Ezras Nashim, an all-female volunteer ambulance service for New York’s Orthodox community, says it seeks to safeguard the modesty of women in labor from what was formerly a field dominated by men.
Ezras Nashim, a women-only crew of Orthodox emergency medical technicians, has received New York State approval to begin work as an emergency medical service. They will be going head-to-head against Hatzalah, a long-established and highly regarded volunteer ambulance company working primarily in communities with large Orthodox populations. Hatzalah has only male volunteers and refused a request by Ezras Nashim’s founders to start a division of female volunteers able to respond to calls when a woman is in labor.
The state health department licensed Ezras Nashim, whose name means “Women’s Help,” on February 15.
When they were rejected by Hatzalah in 2011, “I said we weren’t going to litigate, weren’t going to file a claim with the Equal Employment Opportunity Commission. That was never an option. I said we would have to find a way to make it happen and at the same time give women a voice, give women an option,” said Rachel Freier, an attorney and Ezras Nashim’s founder.

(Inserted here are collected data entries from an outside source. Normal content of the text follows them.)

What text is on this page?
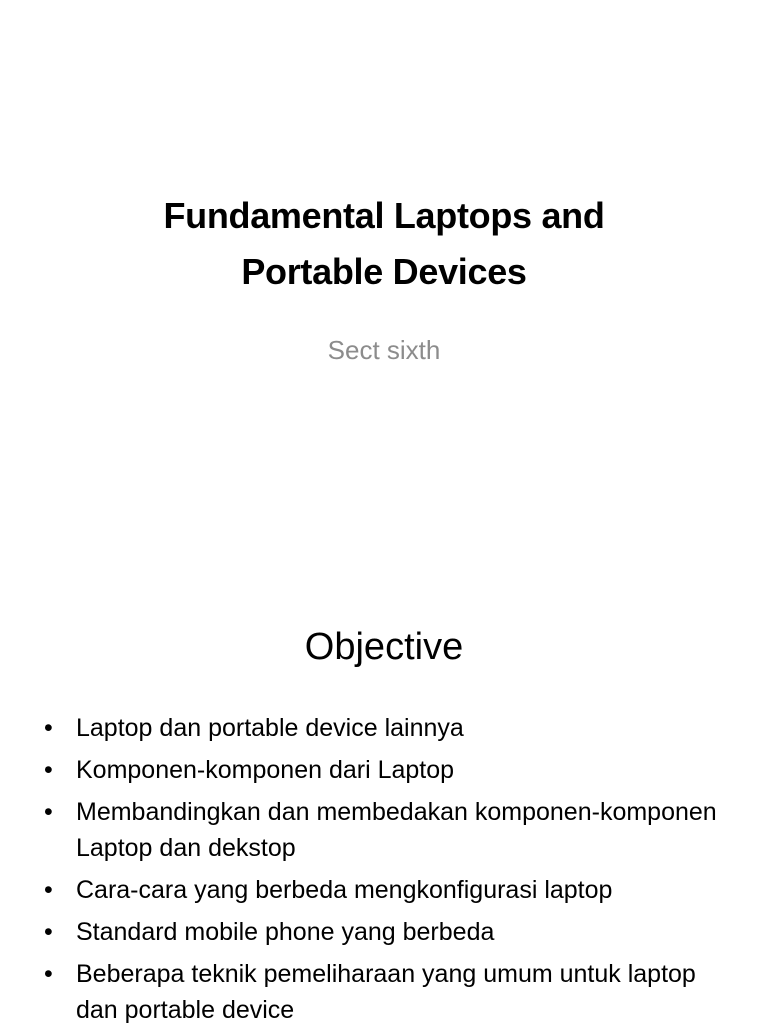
Fundamental Laptops and
Portable Devices
Sect sixth
Objective
• Laptop dan portable device lainnya
• Komponen-komponen dari Laptop
• Membandingkan dan membedakan komponen-komponen Laptop dan dekstop
• Cara-cara yang berbeda mengkonfigurasi laptop
• Standard mobile phone yang berbeda
• Beberapa teknik pemeliharaan yang umum untuk laptop dan portable device
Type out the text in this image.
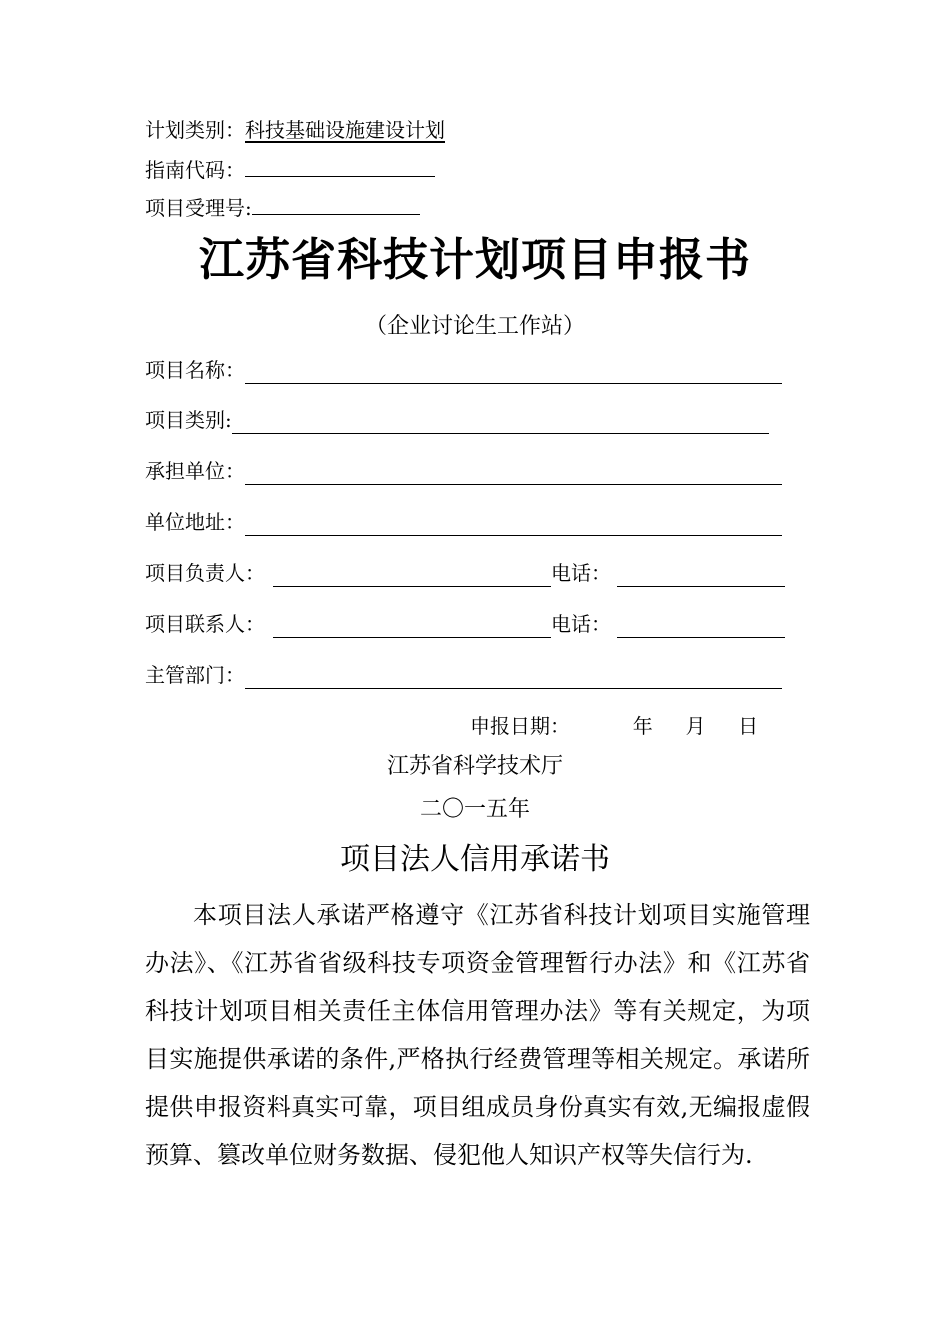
计划类别：科技基础设施建设计划
指南代码：
项目受理号:
江苏省科技计划项目申报书
（企业讨论生工作站）
项目名称：
项目类别:
承担单位：
单位地址：
项目负责人：	电话：
项目联系人：	电话：
主管部门：
申报日期：	年 月 日
江苏省科学技术厅
二〇一五年
项目法人信用承诺书

本项目法人承诺严格遵守《江苏省科技计划项目实施管理办法》、《江苏省省级科技专项资金管理暂行办法》和《江苏省科技计划项目相关责任主体信用管理办法》等有关规定，为项目实施提供承诺的条件,严格执行经费管理等相关规定。承诺所提供申报资料真实可靠，项目组成员身份真实有效,无编报虚假预算、篡改单位财务数据、侵犯他人知识产权等失信行为.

“The state approval is big. We had to prove to the state that we’re capable of doing this and that there’s a need for it. Now we have to step up our training and fundraise to buy medical equipment,” said Freier. Two hospitals have agreed to provide advanced training in neo-natal and general emergency care to Ezras Nashim EMTs, she said.
Forty women signed up to volunteer have already trained as EMTs, another dozen currently are taking the EMT course and a few other women will serve as dispatchers, said Freier, who has six children and lives in Borough Park. She took the EMT course with her mother, and qualified last June. She claims that modesty, not a feminist desire for equality, motivated her to start Ezras Nashim.